There is no need to ask at the counter for the pill, simply ask to speak to the pharmacist in private.
A woman can use emergency contraception to prevent pregnancy after having unprotected sex, or if a method of contraception has failed.
There are two methods of emergency contraception:
- the emergency contraceptive pill (the morning-after pill) – two types exist
- the copper intrauterine device (IUD) (Not available from Pharmacy)

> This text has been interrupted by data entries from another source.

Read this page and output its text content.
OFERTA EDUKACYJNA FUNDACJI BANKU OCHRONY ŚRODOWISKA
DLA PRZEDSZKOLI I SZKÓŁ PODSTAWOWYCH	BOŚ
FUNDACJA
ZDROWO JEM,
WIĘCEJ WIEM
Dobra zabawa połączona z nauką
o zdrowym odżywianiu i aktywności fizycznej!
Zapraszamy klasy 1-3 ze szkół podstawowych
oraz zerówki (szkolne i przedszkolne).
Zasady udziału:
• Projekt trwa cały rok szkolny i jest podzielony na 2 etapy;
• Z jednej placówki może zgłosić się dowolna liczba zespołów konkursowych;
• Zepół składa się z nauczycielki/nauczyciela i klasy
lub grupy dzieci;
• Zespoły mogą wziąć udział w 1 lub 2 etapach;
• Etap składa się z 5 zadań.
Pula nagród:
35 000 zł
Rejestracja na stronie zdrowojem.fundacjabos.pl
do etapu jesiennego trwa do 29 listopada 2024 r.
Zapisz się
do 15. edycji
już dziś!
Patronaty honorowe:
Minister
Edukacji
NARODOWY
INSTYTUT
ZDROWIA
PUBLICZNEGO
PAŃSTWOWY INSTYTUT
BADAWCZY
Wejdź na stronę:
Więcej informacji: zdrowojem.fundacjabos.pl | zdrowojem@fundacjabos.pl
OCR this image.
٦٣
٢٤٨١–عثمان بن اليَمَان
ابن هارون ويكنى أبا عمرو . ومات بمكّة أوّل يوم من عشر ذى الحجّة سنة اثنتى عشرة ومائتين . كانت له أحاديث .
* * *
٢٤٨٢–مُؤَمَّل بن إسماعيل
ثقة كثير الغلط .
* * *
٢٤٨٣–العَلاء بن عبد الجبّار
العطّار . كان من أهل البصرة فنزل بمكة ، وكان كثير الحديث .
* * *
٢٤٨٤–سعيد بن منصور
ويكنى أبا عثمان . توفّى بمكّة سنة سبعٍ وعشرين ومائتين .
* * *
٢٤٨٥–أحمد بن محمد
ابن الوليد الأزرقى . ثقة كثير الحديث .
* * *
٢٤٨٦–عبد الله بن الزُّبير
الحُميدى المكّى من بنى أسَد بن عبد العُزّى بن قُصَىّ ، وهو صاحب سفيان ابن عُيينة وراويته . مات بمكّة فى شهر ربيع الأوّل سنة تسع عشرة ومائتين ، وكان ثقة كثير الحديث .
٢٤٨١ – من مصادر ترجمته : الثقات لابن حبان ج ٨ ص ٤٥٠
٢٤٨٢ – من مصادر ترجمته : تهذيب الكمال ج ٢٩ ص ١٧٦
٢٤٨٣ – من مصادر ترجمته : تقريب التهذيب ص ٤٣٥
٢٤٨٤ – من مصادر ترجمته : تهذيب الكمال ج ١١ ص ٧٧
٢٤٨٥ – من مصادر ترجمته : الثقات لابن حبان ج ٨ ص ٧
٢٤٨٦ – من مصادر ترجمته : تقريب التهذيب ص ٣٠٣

Both of these methods are effective at preventing pregnancy if they are used soon after unprotected sex. However, the IUD is always 99.9% effective, whereas failures after Levonelle are not as rare.
Emergency contraceptive pill
There are two types of emergency contraceptive pill:
- Levonelle is the most commonly used. It can be taken up to three days (72 hours) after having unprotected sex, and is available free of charge on prescription or can be bought from your local pharmacy if you are over 16.
- ellaOne is a newer type of emergency contraceptive pill that can be taken up to five days (120 hours) after having unprotected sex. It is only available on prescription.
Most women can use the emergency contraceptive pill, including women who are breastfeeding and those who cannot usually use hormonal contraception (such as the combined pill or contraceptive patch).
The emergency contraceptive pill should not be used as a regular method of contraception.